Organizing Existing Data
Creating new content in RDF is great, but what about existing content and the content that will
be created using the Web 2.0 methodology? The answer lies in Natural Language Processing. NLP is a science that deals with natural languages (the languages people speak) and computer languages.
There are two general types of NLP systems:
- Ones that convert information from software and data storages into human-readable form
- Ones that convert natural language data into machine-readable form
In order to categorize and finally organize the nearly 20 years' worth of data that aimlessly floats around on the web today, NLP systems can go through that data, make sense of it, and categorize it. These systems ultimately will help to convert all the old data into RDF, enabling it to be infinitely shared by computers on the web.
Not Only Categorization, but Reasoning
The unified RDF format's machine-readability allows machines to "make sense" of the data. While people can may look at birds and the sky and associate the two together, computers have to be instructed that birds and the sky belong together. Once they are made aware of that association, however, computers can incorporate it into their existing knowledge.
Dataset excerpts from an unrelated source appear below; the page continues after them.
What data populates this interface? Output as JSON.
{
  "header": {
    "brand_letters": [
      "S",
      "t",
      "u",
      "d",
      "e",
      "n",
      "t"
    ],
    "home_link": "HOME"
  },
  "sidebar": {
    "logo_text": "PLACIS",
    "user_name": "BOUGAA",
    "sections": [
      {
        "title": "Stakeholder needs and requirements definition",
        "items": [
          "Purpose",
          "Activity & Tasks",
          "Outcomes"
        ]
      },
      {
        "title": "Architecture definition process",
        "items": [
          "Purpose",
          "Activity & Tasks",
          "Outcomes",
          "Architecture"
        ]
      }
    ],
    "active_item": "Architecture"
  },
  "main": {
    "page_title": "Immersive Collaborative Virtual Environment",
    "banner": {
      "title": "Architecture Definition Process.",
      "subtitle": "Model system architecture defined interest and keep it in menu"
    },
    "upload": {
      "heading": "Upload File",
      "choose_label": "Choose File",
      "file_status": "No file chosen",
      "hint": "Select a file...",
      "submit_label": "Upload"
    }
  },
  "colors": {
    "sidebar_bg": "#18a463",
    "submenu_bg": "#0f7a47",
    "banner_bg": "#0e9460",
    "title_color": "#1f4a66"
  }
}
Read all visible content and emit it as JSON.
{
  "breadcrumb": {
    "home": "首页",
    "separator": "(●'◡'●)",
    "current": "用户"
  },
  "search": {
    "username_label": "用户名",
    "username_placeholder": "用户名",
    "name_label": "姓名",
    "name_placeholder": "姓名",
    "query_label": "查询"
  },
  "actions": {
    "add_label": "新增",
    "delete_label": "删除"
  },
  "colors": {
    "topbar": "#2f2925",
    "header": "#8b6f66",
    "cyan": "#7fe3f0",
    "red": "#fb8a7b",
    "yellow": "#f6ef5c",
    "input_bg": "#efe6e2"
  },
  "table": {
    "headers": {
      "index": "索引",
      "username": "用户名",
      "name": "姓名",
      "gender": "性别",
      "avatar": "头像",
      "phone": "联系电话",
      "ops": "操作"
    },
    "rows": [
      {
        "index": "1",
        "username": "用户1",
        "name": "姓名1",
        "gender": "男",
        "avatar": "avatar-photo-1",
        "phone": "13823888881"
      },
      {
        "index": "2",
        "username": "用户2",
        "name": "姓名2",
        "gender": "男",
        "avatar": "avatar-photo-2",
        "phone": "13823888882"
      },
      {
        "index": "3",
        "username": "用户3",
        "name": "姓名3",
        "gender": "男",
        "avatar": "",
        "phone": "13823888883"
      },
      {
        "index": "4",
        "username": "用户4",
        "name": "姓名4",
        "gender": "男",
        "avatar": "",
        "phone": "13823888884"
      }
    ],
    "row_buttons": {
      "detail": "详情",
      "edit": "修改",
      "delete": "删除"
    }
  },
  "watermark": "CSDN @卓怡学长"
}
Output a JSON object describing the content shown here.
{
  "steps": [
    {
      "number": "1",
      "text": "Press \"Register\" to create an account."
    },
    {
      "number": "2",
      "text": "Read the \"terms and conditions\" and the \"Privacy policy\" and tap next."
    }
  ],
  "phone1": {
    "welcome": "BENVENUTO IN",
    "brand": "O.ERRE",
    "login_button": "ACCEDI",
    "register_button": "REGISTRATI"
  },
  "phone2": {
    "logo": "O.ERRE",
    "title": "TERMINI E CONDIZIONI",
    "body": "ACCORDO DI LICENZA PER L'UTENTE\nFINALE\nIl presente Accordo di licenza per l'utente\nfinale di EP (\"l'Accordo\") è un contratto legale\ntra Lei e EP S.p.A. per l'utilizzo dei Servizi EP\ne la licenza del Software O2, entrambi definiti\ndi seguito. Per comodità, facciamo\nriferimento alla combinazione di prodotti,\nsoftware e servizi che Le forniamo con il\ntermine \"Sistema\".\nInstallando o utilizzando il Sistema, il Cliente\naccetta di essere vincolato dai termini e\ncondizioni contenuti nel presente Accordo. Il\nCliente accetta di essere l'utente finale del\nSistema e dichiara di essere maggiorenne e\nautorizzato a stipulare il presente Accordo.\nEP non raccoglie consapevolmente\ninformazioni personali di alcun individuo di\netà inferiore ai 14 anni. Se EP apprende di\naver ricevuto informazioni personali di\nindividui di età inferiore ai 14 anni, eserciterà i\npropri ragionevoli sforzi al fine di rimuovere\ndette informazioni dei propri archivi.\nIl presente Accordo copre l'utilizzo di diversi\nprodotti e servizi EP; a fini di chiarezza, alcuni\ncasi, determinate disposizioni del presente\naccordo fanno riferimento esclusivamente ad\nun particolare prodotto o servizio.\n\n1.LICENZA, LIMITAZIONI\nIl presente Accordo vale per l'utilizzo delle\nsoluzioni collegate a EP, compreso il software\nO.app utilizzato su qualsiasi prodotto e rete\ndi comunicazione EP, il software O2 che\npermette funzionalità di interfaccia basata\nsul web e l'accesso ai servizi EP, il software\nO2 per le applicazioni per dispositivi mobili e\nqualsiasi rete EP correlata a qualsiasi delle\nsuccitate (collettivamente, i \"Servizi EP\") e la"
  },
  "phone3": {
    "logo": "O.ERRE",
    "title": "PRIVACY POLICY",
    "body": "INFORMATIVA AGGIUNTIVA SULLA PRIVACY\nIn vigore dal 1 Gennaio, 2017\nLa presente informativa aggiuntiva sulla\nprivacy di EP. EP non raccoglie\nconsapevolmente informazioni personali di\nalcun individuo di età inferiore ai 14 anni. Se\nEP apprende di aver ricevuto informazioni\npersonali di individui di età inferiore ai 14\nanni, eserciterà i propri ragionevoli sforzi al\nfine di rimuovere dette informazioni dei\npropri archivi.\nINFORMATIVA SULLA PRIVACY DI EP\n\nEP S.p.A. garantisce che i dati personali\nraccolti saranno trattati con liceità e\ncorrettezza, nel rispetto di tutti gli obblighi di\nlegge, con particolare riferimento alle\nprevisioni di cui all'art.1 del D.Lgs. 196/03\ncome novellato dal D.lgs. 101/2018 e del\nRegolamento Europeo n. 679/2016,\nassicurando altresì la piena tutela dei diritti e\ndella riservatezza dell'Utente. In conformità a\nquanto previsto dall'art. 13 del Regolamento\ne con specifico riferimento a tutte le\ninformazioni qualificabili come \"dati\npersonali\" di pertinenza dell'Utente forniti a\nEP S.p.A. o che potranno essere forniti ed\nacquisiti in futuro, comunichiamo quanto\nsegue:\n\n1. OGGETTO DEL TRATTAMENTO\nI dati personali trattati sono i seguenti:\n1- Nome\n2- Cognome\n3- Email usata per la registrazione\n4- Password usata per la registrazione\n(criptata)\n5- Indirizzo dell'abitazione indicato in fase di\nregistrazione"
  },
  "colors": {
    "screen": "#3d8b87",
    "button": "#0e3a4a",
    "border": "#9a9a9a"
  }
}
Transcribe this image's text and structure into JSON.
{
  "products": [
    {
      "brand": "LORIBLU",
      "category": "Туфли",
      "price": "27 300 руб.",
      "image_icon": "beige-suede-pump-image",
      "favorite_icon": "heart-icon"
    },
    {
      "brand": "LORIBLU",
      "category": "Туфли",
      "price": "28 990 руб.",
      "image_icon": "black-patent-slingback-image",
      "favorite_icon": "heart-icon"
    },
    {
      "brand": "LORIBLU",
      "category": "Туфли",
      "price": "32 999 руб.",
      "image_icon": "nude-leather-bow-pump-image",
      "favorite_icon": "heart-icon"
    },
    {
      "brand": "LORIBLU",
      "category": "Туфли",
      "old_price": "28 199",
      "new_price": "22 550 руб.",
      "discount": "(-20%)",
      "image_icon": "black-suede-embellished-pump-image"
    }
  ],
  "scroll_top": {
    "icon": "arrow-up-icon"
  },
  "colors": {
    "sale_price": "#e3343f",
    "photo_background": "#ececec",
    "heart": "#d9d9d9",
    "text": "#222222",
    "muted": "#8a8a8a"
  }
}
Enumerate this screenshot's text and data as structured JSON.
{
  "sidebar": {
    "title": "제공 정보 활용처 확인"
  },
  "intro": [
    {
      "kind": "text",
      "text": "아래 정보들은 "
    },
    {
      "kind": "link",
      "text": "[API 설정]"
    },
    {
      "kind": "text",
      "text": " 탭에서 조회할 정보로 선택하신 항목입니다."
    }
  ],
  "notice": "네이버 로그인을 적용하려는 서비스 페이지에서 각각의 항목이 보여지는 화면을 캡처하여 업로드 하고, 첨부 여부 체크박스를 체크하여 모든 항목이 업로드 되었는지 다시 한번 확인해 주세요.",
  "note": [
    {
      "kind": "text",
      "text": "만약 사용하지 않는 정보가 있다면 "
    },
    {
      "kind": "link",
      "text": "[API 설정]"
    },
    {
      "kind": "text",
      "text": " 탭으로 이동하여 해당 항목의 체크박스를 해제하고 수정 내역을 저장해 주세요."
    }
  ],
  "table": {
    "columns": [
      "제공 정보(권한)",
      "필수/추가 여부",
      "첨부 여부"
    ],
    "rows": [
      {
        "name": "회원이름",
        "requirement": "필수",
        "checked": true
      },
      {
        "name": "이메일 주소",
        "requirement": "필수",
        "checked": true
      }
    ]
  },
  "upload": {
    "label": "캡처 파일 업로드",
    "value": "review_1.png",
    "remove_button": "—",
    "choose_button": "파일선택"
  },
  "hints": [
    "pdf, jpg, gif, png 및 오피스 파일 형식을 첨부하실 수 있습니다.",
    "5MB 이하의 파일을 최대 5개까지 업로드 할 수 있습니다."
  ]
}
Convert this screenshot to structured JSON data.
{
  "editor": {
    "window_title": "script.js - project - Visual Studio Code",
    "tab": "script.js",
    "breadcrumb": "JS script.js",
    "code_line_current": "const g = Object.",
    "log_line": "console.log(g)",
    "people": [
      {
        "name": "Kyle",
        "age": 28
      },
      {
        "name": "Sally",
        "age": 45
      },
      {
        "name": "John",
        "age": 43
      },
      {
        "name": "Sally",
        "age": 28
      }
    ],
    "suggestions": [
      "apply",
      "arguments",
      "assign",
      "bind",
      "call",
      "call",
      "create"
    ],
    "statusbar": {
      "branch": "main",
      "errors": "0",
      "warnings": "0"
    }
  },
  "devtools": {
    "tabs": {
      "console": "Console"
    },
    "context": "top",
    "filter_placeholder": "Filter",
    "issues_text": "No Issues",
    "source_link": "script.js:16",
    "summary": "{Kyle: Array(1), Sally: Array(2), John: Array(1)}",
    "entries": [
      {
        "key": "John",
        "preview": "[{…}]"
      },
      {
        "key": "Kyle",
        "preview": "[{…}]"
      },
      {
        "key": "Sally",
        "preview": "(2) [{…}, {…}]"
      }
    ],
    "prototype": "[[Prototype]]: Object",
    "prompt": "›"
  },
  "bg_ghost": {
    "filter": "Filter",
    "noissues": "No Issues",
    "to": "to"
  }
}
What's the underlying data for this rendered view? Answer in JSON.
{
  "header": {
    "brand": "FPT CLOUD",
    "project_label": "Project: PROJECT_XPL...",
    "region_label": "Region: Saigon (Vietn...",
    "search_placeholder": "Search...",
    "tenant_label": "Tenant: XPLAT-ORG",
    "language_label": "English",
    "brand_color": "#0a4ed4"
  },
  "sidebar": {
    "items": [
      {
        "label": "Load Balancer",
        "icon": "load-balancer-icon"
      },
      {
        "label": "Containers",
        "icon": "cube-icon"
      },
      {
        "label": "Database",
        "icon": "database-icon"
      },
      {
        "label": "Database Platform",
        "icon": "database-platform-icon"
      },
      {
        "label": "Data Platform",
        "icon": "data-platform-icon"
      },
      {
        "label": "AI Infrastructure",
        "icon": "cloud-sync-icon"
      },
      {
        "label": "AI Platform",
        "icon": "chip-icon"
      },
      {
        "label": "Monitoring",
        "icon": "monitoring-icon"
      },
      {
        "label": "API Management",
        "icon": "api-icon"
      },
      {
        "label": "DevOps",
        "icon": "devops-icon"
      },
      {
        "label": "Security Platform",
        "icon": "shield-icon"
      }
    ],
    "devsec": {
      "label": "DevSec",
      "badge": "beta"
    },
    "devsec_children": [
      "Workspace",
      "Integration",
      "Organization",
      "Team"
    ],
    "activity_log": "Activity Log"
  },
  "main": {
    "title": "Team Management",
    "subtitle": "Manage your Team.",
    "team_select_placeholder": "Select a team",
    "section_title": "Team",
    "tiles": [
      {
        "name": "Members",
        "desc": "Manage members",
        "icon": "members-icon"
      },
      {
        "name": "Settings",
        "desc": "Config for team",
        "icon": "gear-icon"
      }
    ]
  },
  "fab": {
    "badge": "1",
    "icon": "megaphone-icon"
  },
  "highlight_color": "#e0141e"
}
This has very interesting implications. If computers "understand" things by linking their logical associations, they can also "figure out" things that are locally associated. For example, if:
- All humans are mortal, AND
- Socrates is a human, THEN the computer can draw the conclusion that
- Socrates is mortal.
This process is called inference and it is widely used in RDF. More strictly, inference is a mathematical process of taking a set of axioms and asserting new logical consequences from them. In short, it is a way to get additional data from existing data. Many organizations use this concept and purposely structure their data in order to get new interesting data that can benefit their businesses.
Barriers to Full Adoption
All these solutions to existing problems, new inference technologies, uses of ontologies–why hasn't all this goodness been fully adopted yet?
Well, Semantic Web is quite an advanced computer science topic. This very introductory article alone touched on many new technologies, and each of these technologies has a learning curve. Additionally, the Semantic Web is only an extension of the web so Web 2.0 systems can still function without it. Before Web 3.0 reaches critical mass, it remains a luxury that only very well funded projects can afford to implement.